Ce matin-là, ni leçon de français ni cours de mathématiques n’attendent une classe de 4P du collège du Rionzi, au Mont-sur-Lausanne (VD). La vingtaine d’élèves a en effet rendez-vous avec Kryspee et Macha, les deux assistants un peu particuliers du jour. Ceux-ci ont un rôle bien spécifique: sensibiliser ces jeunes au comportement adéquat à adopter en présence d’un chien. La fascination pour les canidés est telle que la perspective de passer deux périodes en leur compagnie suscite l’enthousiasme. Mais cette excitation peut justement être à l’origine d’accidents. «Les enfants aiment courir, crier et gesticuler, souligne Nathalie Althaus, vice-présidente de PAM-Vaud (Prévention des accidents par morsures). Autant de réactions qui peuvent agacer l’animal.»

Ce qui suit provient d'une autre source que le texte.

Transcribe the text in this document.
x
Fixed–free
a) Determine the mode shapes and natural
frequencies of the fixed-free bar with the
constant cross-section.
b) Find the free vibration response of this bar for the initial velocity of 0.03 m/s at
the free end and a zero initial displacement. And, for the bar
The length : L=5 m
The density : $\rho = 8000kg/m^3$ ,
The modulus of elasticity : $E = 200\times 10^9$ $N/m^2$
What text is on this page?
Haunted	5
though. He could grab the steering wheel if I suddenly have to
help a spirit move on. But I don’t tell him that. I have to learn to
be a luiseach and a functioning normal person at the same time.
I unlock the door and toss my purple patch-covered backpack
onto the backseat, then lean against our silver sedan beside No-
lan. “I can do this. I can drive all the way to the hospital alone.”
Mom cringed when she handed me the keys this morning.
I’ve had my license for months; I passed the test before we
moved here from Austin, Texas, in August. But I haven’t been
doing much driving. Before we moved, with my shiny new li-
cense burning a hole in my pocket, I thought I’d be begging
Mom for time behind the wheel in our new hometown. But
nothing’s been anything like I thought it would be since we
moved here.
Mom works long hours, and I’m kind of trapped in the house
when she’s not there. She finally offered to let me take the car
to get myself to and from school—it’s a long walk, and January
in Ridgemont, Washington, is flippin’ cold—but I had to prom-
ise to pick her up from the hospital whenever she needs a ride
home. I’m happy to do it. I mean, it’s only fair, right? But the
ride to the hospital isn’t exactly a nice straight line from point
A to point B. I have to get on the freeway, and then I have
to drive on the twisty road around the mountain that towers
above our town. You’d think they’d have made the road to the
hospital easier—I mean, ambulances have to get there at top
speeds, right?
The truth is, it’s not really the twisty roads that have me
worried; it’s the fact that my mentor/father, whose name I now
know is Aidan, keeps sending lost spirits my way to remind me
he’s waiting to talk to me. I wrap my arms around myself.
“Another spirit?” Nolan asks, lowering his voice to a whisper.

L’association, soutenue par la Direction générale de l’agriculture, de la viticulture et des affaires vétérinaires, a pour objectif d’améliorer la sécurité de la population, en particulier des jeunes, face aux incidents impliquant des canidés. La forte augmentation du nombre de morsures dans le canton de Vaud – une hausse annuelle de 11% ces deux dernières années – rend ce travail de sensibilisation d’autant plus important. «La croissance du nombre de chiens à elle seule ne permet d’expliquer qu’en partie ces chiffres», relève le vétérinaire cantonal Giovanni Peduto. À noter que l’immense majorité des accidents est le fait de races non listées comme dangereuses.
Éviter les erreurs
Dans cette classe d’une vingtaine d’élèves âgés de 7 à 8 ans, seuls deux d’entre eux ont un chien à la maison. Les autres les côtoient parfois chez des proches. Si la majorité est à l’aise en leur présence, certains en ont très peur, à la suite de mauvaises expériences. Que cela soit lors d’une visite à un copain, en trottinette sur l’espace public ou en se rendant dans un magasin, les occasions de se trouver nez à nez avec un canidé sont nombreuses. «Les morsures se déroulent en grande partie dans le cadre
familial, note l’animatrice. Mais tout un chacun peut être amené à faire face à une situation potentiellement critique. Et ceux qui ont un chien ne savent pas toujours mieux comment se comporter de manière adéquate.»
Les erreurs sont fréquentes. Qui n’a jamais caressé un animal inconnu sur la tête ou abordé un chien par-derrière, sans l’avertir? «Les enfants sont rarement capables de détecter l’état d’esprit du canidé, et donc de savoir s’il en a marre d’un câlin prolongé ou craint des gestes trop brusques. Pour la sécurité de tous, mieux vaut respecter certaines règles.» La peur ou au contraire l’excès de confiance peuvent en effet conduire à des incidents dramatiques. Et les conséquences psychiques et physiques – un bambin, de par sa taille, a plus de risques d’être mordu au visage – sont souvent durables.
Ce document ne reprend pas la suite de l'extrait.